There are many other design flows possible. Once you have the ability to support multiple branches and repositories easily, it becomes trivial to implement a staging/testing repository for QA processes, maintenance repositories for supporting old releases, etc.
Cheap Branches
The last feature discussed in this article is that of cheap branches. Just as Git excels in allowing us easily integrate changes from multiple repositories at a team level, Git also allows us to easily work with multiple branches at the personal developer level. This is a revolutionary feature, and perhaps has to be experienced to be fully appreciated. With SVN, branching and merging is painful; therefore branches are not used a lot. In Git, branches are easy, therefore branching is naturally encouraged. Below is a typical flow of development.
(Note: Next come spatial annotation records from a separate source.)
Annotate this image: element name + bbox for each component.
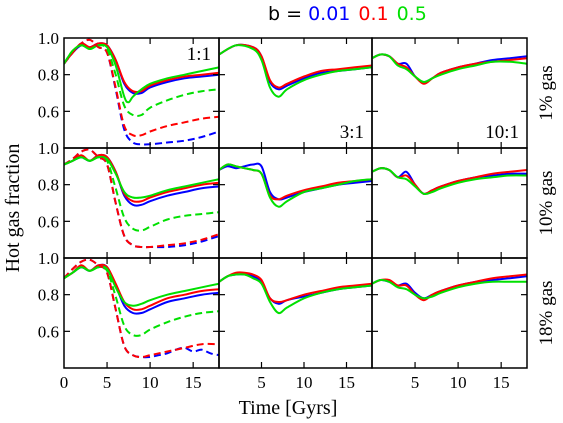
series-b-0.1-dashed-panel-2-0 — [64, 258, 219, 359]
y-tick-label: 1.0 — [38, 29, 59, 48]
series-b-0.5-dashed-panel-0-0 — [64, 44, 219, 118]
panel-frame — [218, 147, 373, 259]
series-b-0.5-dashed-panel-2-0 — [64, 266, 219, 337]
series-b-0.5-solid-panel-0-2 — [372, 53, 527, 84]
legend: b = 0.01 0.1 0.5 — [268, 3, 427, 25]
series-b-0.01-solid-panel-2-1 — [219, 273, 372, 305]
panel-2-0-plot — [64, 258, 219, 359]
panel-label-3:1: 3:1 — [340, 122, 364, 143]
y-tick-label: 1.0 — [38, 249, 59, 268]
series-b-0.1-solid-panel-0-1 — [219, 43, 372, 89]
series-b-0.5-solid-panel-0-0 — [64, 43, 219, 104]
legend-prefix: b = — [268, 3, 308, 25]
row-label-2: 18% gas — [536, 281, 557, 346]
panel-1-1-plot — [219, 162, 372, 208]
row-label-1: 10% gas — [536, 171, 557, 236]
series-b-0.5-solid-panel-2-2 — [372, 278, 527, 300]
panel-0-0-plot — [64, 38, 219, 146]
panel-1-2-plot — [372, 167, 527, 196]
series-b-0.5-solid-panel-1-2 — [372, 167, 527, 196]
panel-label-1:1: 1:1 — [187, 44, 211, 65]
y-tick-label: 0.8 — [38, 176, 59, 195]
x-tick-label: 5 — [411, 373, 420, 392]
series-b-0.1-solid-panel-2-1 — [219, 271, 372, 304]
panel-frame — [371, 147, 528, 259]
panel-label-10:1: 10:1 — [485, 122, 519, 143]
y-tick-label: 0.6 — [38, 102, 59, 121]
series-b-0.01-dashed-panel-0-0 — [64, 38, 219, 146]
y-tick-label: 1.0 — [38, 139, 59, 158]
panel-grid: 1:1 3:1 10:1 1.0 0.8 0.6 1.0 0.8 0.6 1.0 0.8 0.6 0 5 1… — [38, 29, 557, 392]
panel-2-1-plot — [219, 271, 372, 315]
y-axis-label: Hot gas fraction — [2, 144, 24, 273]
series-b-0.5-solid-panel-2-1 — [219, 273, 372, 315]
series-b-0.5-solid-panel-0-1 — [219, 44, 372, 98]
panel-0-1-plot — [219, 43, 372, 98]
row-label-0: 1% gas — [536, 65, 557, 120]
series-b-0.5-solid-panel-1-1 — [219, 163, 372, 208]
y-tick-label: 0.8 — [38, 66, 59, 85]
x-tick-label: 15 — [338, 373, 355, 392]
series-b-0.1-solid-panel-1-2 — [372, 167, 527, 195]
legend-entry-b-0.1: 0.1 — [358, 3, 388, 25]
panel-0-2-plot — [372, 53, 527, 85]
series-b-0.01-solid-panel-0-2 — [372, 53, 527, 84]
y-tick-label: 0.6 — [38, 322, 59, 341]
series-b-0.1-dashed-panel-1-0 — [64, 148, 219, 249]
panel-frame — [371, 257, 528, 369]
x-tick-label: 10 — [142, 373, 159, 392]
x-tick-label: 5 — [257, 373, 266, 392]
series-b-0.1-solid-panel-0-0 — [64, 42, 219, 94]
panel-1-0-plot — [64, 148, 219, 249]
series-b-0.5-solid-panel-1-0 — [64, 155, 219, 199]
x-axis-label: Time [Gyrs] — [239, 397, 338, 419]
panel-2-2-plot — [372, 273, 527, 302]
x-tick-label: 15 — [185, 373, 202, 392]
y-tick-label: 0.8 — [38, 286, 59, 305]
legend-entry-b-0.5: 0.5 — [397, 3, 427, 25]
legend-entry-b-0.01: 0.01 — [308, 3, 350, 25]
x-tick-label: 15 — [493, 373, 510, 392]
series-b-0.5-solid-panel-2-0 — [64, 265, 219, 307]
x-tick-label: 10 — [450, 373, 467, 392]
svg-text:b = 0.010.10.5: b = 0.01 0.1 0.5 — [268, 3, 427, 25]
series-b-0.5-dashed-panel-1-0 — [64, 155, 219, 232]
series-b-0.1-dashed-panel-0-0 — [64, 38, 219, 138]
x-tick-label: 0 — [60, 373, 69, 392]
x-tick-label: 5 — [103, 373, 112, 392]
x-tick-label: 10 — [296, 373, 313, 392]
y-tick-label: 0.6 — [38, 212, 59, 231]
series-b-0.1-solid-panel-1-0 — [64, 153, 219, 203]
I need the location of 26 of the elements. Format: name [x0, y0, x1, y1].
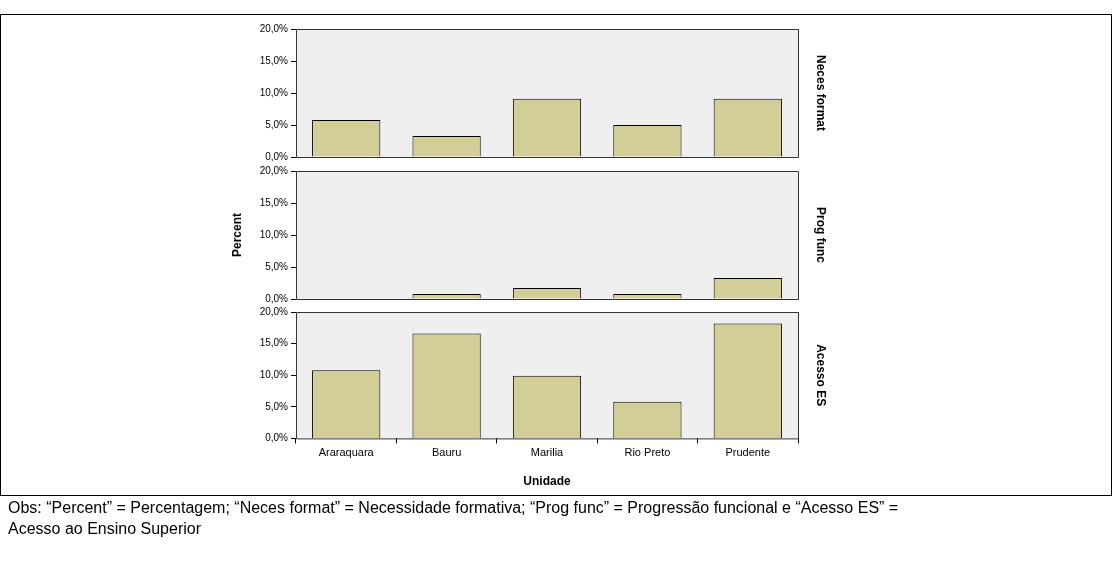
x-tick-label: Marilia [530, 446, 565, 459]
y2-axis-title: Prog func [813, 207, 828, 264]
y-tick-label: 15,0% [259, 337, 289, 349]
x-tick-label: Rio Preto [624, 446, 671, 459]
x-axis-title: Unidade [523, 474, 571, 489]
y-tick-label: 10,0% [259, 368, 289, 380]
y2-axis-title: Acesso ES [813, 344, 828, 407]
x-tick-label: Prudente [725, 446, 771, 459]
y-tick-label: 0,0% [265, 150, 289, 162]
y-tick-label: 15,0% [259, 196, 289, 208]
y-tick-label: 5,0% [265, 400, 289, 412]
y-tick-label: 0,0% [265, 292, 289, 304]
y-tick-label: 5,0% [265, 260, 289, 272]
x-tick-label: Araraquara [318, 446, 375, 459]
y-tick-label: 20,0% [259, 164, 289, 176]
y-tick-label: 0,0% [265, 432, 289, 444]
y-tick-label: 20,0% [259, 22, 289, 34]
y2-axis-title: Neces format [813, 54, 828, 132]
text: Obs: “Percent” = Percentagem; “Neces format” = Necessidade formativa; “Prog func” = Progressão funcional e “Acesso ES” = Acesso ao Ensino Superior [8, 498, 900, 539]
y-axis-title: Percent [230, 212, 245, 258]
y-tick-label: 10,0% [259, 86, 289, 98]
x-tick-label: Bauru [431, 446, 462, 459]
y-tick-label: 20,0% [259, 305, 289, 317]
y-tick-label: 10,0% [259, 228, 289, 240]
y-tick-label: 15,0% [259, 54, 289, 66]
y-tick-label: 5,0% [265, 118, 289, 130]
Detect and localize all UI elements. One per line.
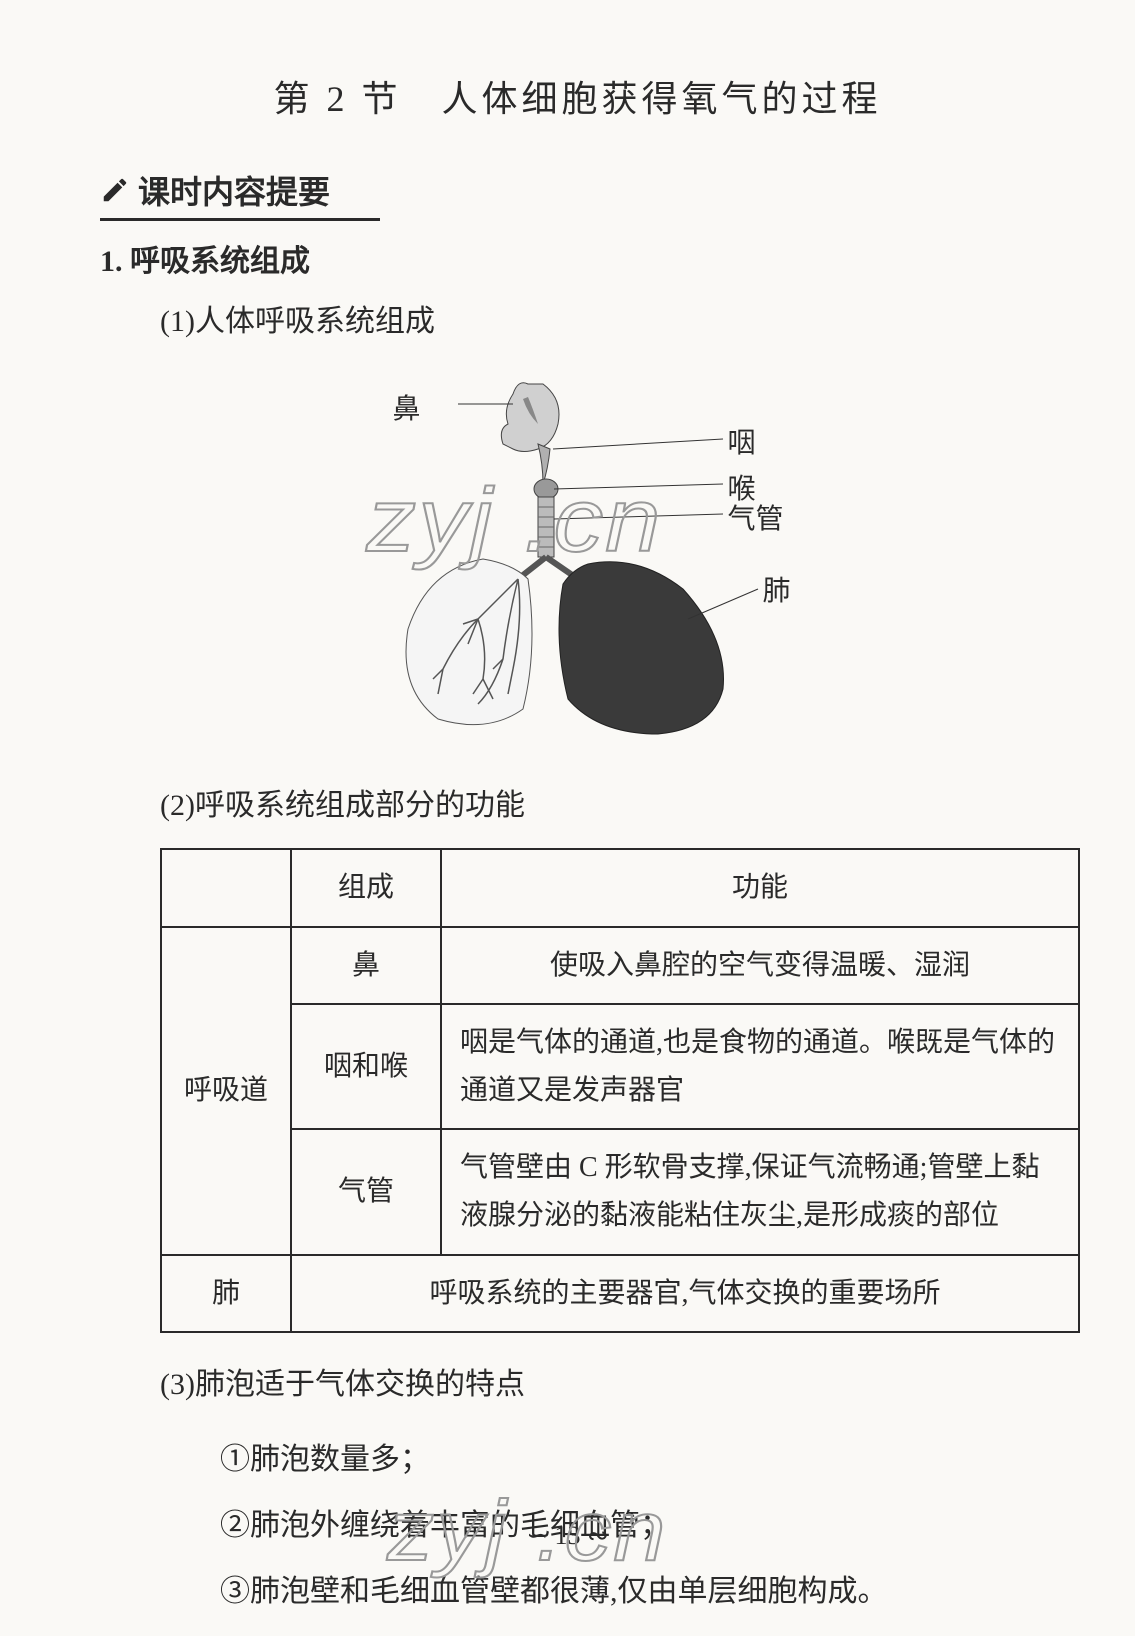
function-table: 组成 功能 呼吸道 鼻 使吸入鼻腔的空气变得温暖、湿润 咽和喉 咽是气体的通道,… xyxy=(160,848,1080,1333)
sublist-item-3: ③肺泡壁和毛细血管壁都很薄,仅由单层细胞构成。 xyxy=(220,1559,1055,1625)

In this case, a developer is working on a performance improvement that is largely experimental — depending how it works out, it may or may not be used. So he starts a branch and experiments with various changes. As he goes along, he makes nice granular commits that are easy to follow. He may reach a dead-end, delete the branch and start a new one. In this middle of this development, his boss asks him to make a quick bug fix. He checks out master, makes the change, switches back to the branch and keeps working. The switching between branches takes seconds and is very easy. Finally, he has some performance changes he is happy with. He merges master to his perf-improvement branch and tests his changes with the latest master changes. Everything looks good, so he then merges his branch to master. Git makes this type of development flow natural and easy. Because branching is painful in SVN, changes tend to be made in large commits that are difficult to understand.
The ability to keep separate tasks isolated is analogous to having a clean, neat desk with only one thing on it, or having a messy desk with a half a dozen different projects going at once. Git is a tool to help maintain different working contexts, and it allows work to be staged in a natural flow. In the end, Git will change how you work.